## See the ReadME for a description of the project


### Importing dependencies

In [1]:
import numpy as np
import pandas as pd
import torch
from torch.autograd import Variable
from torch.nn import Linear, ReLU, CrossEntropyLoss, Sequential, Conv2d, MaxPool2d, Module, Softmax, BatchNorm2d, Dropout
from torch.optim import Adam, SGD
import GPyOpt

### Load Data

In [2]:
# define number of classes
n_classes = 10

# load train and test sets
train = pd.read_csv('Data/fashion-mnist_train.csv')
test = pd.read_csv('Data/fashion-mnist_test.csv')

train = train.to_numpy()
test = test.to_numpy()

X_train = train[:,1:]
y_train = train[:,0]
X_test = test[:,1:]
y_test = test[:,0]
print("Train data shape:", X_train.shape, "Test data shape:", X_test.shape)
print("Train labels shape:", y_train.shape,"  Test labels shape:", y_test.shape)

Train data shape: (60000, 784) Test data shape: (10000, 784)
Train labels shape: (60000,)   Test labels shape: (10000,)


In [3]:
# this section is inspired by code from the article:
# "Build an Image Classification Model using Convolutional Neural Networks in PyTorch"
# Author: Pulkit Sharma
# https://www.analyticsvidhya.com/blog/2019/10/building-image-classification-models-cnn-pytorch/

# change training and test set into tensors
X_train = X_train.reshape(len(X_train),1,28,28)
X_train = torch.from_numpy(X_train)
X_train = X_train.type(torch.FloatTensor)

y_train = y_train.astype(int)
y_train = torch.from_numpy(y_train)
y_train = y_train.type(torch.LongTensor)

X_test = X_test.reshape(len(X_test),1,28,28)
X_test = torch.from_numpy(X_test)
X_test = X_test.type(torch.FloatTensor)

y_test = y_test.astype(int)
y_test = torch.from_numpy(y_test)
y_test = y_test.type(torch.LongTensor)

# verify shape of training data
print("Train data shape:", X_train.shape, "Test data shape:", X_test.shape)
print("Train labels shape:", y_train.shape,"  Test labels shape:", y_test.shape)

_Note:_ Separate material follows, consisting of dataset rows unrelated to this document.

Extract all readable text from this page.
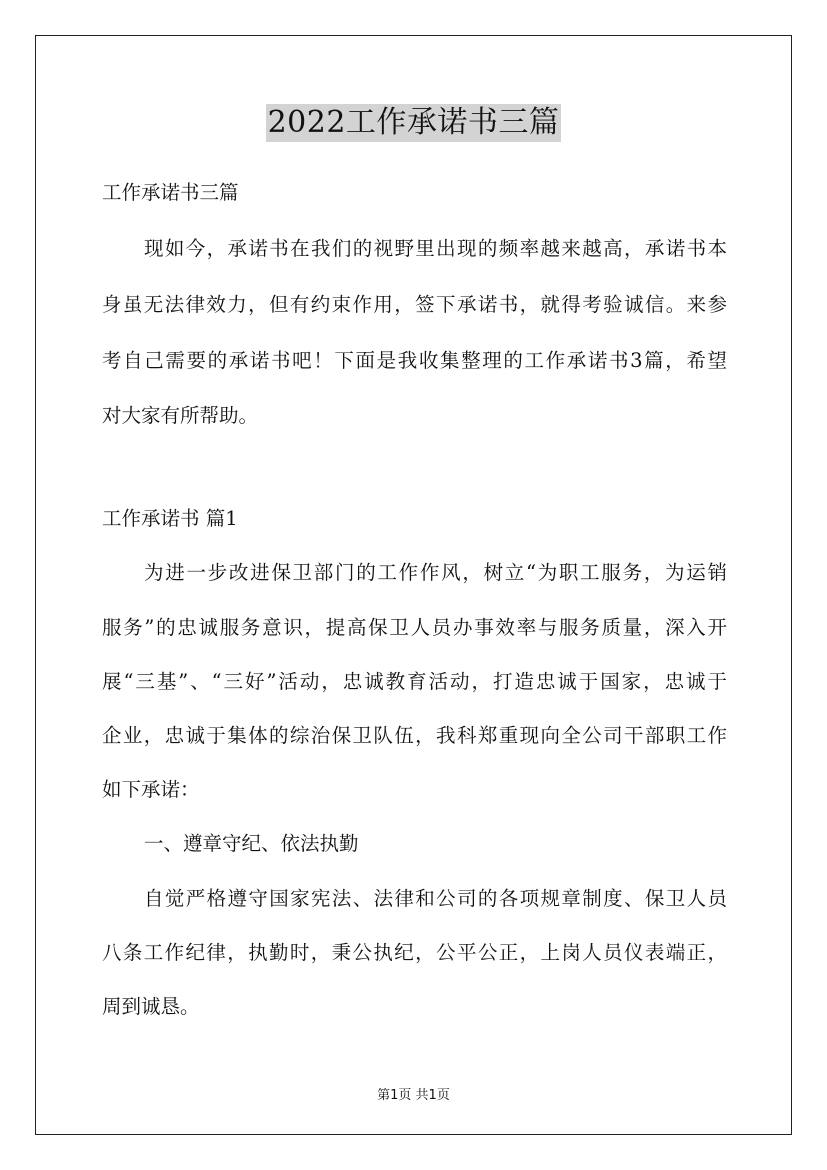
2022工作承诺书三篇
工作承诺书三篇
现如今，承诺书在我们的视野里出现的频率越来越高，承诺书本
身虽无法律效力，但有约束作用，签下承诺书，就得考验诚信。来参
考自己需要的承诺书吧！下面是我收集整理的工作承诺书3篇，希望
对大家有所帮助。
工作承诺书 篇1
为进一步改进保卫部门的工作作风，树立“为职工服务，为运销
服务”的忠诚服务意识，提高保卫人员办事效率与服务质量，深入开
展“三基”、“三好”活动，忠诚教育活动，打造忠诚于国家，忠诚于
企业，忠诚于集体的综治保卫队伍，我科郑重现向全公司干部职工作
如下承诺：
一、遵章守纪、依法执勤
自觉严格遵守国家宪法、法律和公司的各项规章制度、保卫人员
八条工作纪律，执勤时，秉公执纪，公平公正，上岗人员仪表端正，
周到诚恳。
第1页 共1页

Train data shape: torch.Size([60000, 1, 28, 28]) Test data shape: torch.Size([10000, 1, 28, 28])
Train labels shape: torch.Size([60000])   Test labels shape: torch.Size([10000])


## Implementing the CNN model

In [4]:
# this section is inspired by code from the article:
# "Build an Image Classification Model using Convolutional Neural Networks in PyTorch"
# Author: Pulkit Sharma
# https://www.analyticsvidhya.com/blog/2019/10/building-image-classification-models-cnn-pytorch/


class Net(Module):
    def __init__(self, kernel_size = 2, stride = 1, padding = 1):
        super(Net,self).__init__()
        
        self.cnn_layers = Sequential(
            # Define convolutional layers
            # input dimensionality before each layer is added
            
            # 1st layer
            # 1x28x28
            Conv2d(1,4,kernel_size=kernel_size,stride=stride,padding=padding),
            # apply batch normalization
            #BatchNorm2d(4),
            # activation function ReLU
            ReLU(),
            # apply pooling
            MaxPool2d(kernel_size=kernel_size,stride=stride),
            
            # second layer
            # 4x14x14
            Conv2d(4,4,kernel_size=kernel_size,stride=stride,padding=padding),
            #BatchNorm2d(4),
            ReLU(),
            MaxPool2d(kernel_size=kernel_size,stride=stride),
            
            # 4x7x7
        )
        
        self.linear_layers = Sequential(
            Linear(4*7*7,n_classes)
        )
    
    def update_linear_layers(self,input_size):
        self.linear_layers = Sequential(
            Linear(input_size,n_classes)
        )
    
    def forward(self, x):
        x = self.cnn_layers(x)
        x = x.view(x.size(0),-1)
        self.update_linear_layers(x.size()[1])
        x = self.linear_layers(x)
        return x

In [5]:
def train(epoch, model, optimizer, train_losses, val_losses, criterion):
    """Train model

    Args:
        epoch (int): Current epoch (index in loop)
        model (obj): Model object
        optimizer (obj): optimizer function
        train_losses (list): List of train losses
        val_losses (list): List of test losses
        criterion (func): Criterion function

    Returns:
        list, list, obj, obj: train losses, test losses, optimizer, model
    """
    model.train()
    tr_loss = 0
    # getting the training set
    x_train_t, y_train_t = Variable(X_train), Variable(y_train)
    # getting the validation set
    x_val_t, y_val_t = Variable(X_test), Variable(y_test)
    # converting the data into GPU format
    if torch.cuda.is_available():
        x_train_t = x_train_t.cuda()
        y_train_t = y_train_t.cuda()
        x_val_t = x_val_t.cuda()
        y_val_t = y_val_t.cuda()

    # clearing the Gradients of the model parameters
    optimizer.zero_grad()
    
    # prediction for training and validation set
    output_train = model(x_train_t)
    output_val = model(x_val_t)

    # computing the training and validation loss
    loss_train = criterion(output_train, y_train_t)
    loss_val = criterion(output_val, y_val_t)
    train_losses.append(loss_train)
    val_losses.append(loss_val)

    # computing the updated weights of all the model parameters
    loss_train.backward()
    optimizer.step()
    tr_loss = loss_train.item()
    if epoch%2 == 0:
        # printing the validation loss
        print('Epoch : ',epoch+1, '\t', 'loss :', loss_val)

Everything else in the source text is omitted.